Lottie was a slip of a woman. Lots of tits. Lots of hair. But just above average height and very slender.

Mo was a huge man. A mound of muscle. Muscle with bulk. No hair at all.

They were the perfect match.

Lottie was also one of the most feminine women Boone knew. She had it and she flaunted it.

She was last, one of the guys. When Mo’s boys were all together, she was in the thick of it. It was impossible to offend her. She gave as good as she got when it came down to teasing and banter.

And she loved Mo to distraction.

The last part was all Boone would need to love Lottie like a sister.

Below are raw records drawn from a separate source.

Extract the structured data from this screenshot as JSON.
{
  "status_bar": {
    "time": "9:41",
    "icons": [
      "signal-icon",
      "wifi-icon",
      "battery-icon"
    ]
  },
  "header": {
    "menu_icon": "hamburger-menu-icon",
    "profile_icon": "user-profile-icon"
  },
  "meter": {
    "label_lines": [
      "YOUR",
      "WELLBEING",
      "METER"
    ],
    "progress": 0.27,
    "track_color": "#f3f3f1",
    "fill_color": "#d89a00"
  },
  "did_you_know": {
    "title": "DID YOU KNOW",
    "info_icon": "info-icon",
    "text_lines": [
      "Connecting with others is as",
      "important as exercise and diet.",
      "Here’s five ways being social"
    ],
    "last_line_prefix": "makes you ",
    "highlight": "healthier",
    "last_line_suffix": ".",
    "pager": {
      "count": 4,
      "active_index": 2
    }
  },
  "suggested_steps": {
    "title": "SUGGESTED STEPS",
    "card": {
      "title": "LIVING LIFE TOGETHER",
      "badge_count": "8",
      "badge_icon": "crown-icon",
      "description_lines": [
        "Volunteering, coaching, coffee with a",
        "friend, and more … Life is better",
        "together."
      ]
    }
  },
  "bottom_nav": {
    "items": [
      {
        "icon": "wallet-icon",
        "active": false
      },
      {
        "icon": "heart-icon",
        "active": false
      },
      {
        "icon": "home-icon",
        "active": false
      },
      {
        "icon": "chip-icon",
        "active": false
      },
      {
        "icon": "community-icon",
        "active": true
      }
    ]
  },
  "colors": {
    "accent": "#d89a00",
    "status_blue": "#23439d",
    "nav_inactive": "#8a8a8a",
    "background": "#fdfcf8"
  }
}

But the rest of it didn’t hurt.

However, in that moment, she was giving Boone a look he couldn’t decipher, except for the fact it was pissed.

He stopped on Ryn’s stoop and she didn’t delay in giving it to him.

“Fix this,” she snapped, whirled, looked up to her man, and semi-repeated, “Fix it.”

She then rounded Mo and stormed into the house.

Right.

Lottie had lived through the Rock Chick stuff too, and one of the Rock Chicks was her sister. The one, if Boone wasn’t wrong, who fought off an attack at Smithie’s with a tray.

Once the door slammed inside, Boone looked to Mo.

“Hawk called. Briefed me. I briefed Lottie,” Mo told him.

Boone felt his skin chill.

“Does Ryn know?”

Mo shook his head.

It wasn’t that he was the one who wanted to give her the news.

It was that he wanted to be close when she got it.

He was a little surprised, considering Lottie’s greeting, at the mood he walked into when he hit Ryn’s living room.

Evie was there now as well. They were all drinking iced tea, or a tea with the words “Long Island” in front of it, and Pepper was on her feet, bent toward Hattie, brushing something on Hattie’s lips saying, “I swear to God, it plumps them. Like you got injections. It’s insane.”

They were fucking around with makeup.

A man shot dead not fifty feet from there, and they were fucking around with makeup.

He had to admit, that said more about all of them than any recommendation from Lottie that they were the shit and her boys had to get in there.

Ryn turned to him when he showed through the door and immediately shot him a huge-ass smile.

Christ, she was pretty.

Never prettier than when she was smiling…or laughing. And he’d now seen her come, so that was something.